Cela est magnifiquement traduit dans l’évangile selon Matthieu Chapitre 18 : « Je vous le dis en vérité, si vous ne vous convertissez et si vous ne devenez comme les petits enfants, vous n’entrerez pas dans le royaume des cieux. C’est pourquoi, quiconque se rendra humble comme ce petit enfant sera le plus grand dans le royaume des cieux. »

Cet humilité, cette simplicité, ce retour à l’enfance, n’est pas propre à l’enseignement de Jésus. Avec d’autres mots, cet « état d’être » est décrit dans de multiples traditions. Dans l’antiquité, il se confondait avec la fin des petits mystères, dans la mystique musulmane il prend le nom d’El-insânul-qadîm « l’homme primordial », c’est aussi Tchenn-jen « l’homme véritable » du taoïsme.

Comment reconnaître ceux qui sont proches de leur centre ? L’équanimité est la première qualité à atteindre et certainement la plus évidente à discerner chez les initiés effectifs. Cette qualité est une disposition de détachement et de sérénité. Elle résulte d’une pratique spirituelle vraie. Elle permet l’acceptation de soi-même et des circonstances externes, une confiance inébranlable dans ces choix de vie, une volonté remarquable.

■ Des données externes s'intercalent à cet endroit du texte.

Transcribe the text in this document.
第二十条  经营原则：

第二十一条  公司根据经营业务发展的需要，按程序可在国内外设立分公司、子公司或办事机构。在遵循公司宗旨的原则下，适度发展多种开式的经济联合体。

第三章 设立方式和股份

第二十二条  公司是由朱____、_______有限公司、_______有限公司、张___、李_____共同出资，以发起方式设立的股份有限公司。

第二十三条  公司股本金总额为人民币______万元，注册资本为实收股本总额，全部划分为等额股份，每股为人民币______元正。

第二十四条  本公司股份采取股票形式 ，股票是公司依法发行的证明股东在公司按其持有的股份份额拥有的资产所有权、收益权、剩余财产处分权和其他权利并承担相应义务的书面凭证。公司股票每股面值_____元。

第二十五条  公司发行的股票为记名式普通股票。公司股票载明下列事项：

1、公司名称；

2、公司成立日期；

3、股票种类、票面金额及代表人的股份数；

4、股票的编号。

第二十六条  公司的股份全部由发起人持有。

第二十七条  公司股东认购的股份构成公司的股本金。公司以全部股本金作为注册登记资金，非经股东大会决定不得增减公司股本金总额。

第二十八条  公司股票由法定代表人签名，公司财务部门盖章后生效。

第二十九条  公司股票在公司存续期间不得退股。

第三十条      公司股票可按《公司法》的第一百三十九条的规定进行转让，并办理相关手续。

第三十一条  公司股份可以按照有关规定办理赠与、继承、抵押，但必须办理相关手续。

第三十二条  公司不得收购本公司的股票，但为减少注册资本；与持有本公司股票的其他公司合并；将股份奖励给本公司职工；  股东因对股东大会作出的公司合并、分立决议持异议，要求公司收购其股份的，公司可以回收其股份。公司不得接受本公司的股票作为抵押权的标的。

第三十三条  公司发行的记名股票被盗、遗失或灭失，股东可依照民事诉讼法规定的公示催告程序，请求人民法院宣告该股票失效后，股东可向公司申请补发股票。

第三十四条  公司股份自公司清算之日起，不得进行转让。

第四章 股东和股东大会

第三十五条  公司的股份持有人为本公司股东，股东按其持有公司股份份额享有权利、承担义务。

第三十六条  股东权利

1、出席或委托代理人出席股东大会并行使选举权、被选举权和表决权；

En l’absence d’altérations fonctionnelles du cerveau toujours possibles, un initié arrivé à ce stade n’abandonne pas, ne se décourage jamais quelque soit les contraintes, obstacles, attaques dont il peut être l’objet. Comme dit R. Guénon citant les textes taoïstes : « le sage reste tranquille au centre de la roue cosmique, quelles que puissent être les circonstances et que même l’effondrement de l’univers ne lui causerait aucune émotion » Un initié qui n’aurait fait fleurir en lui-même l’équanimité ne peut pas être un instructeur spirituel. L’équanimité permet ensuite l’éclosion de la compassion, de l’amour, de la joie. Un être « en approche du centre » se reconnaît aux qualités précitées, il avance sereinement, décide sûrement, il est stable.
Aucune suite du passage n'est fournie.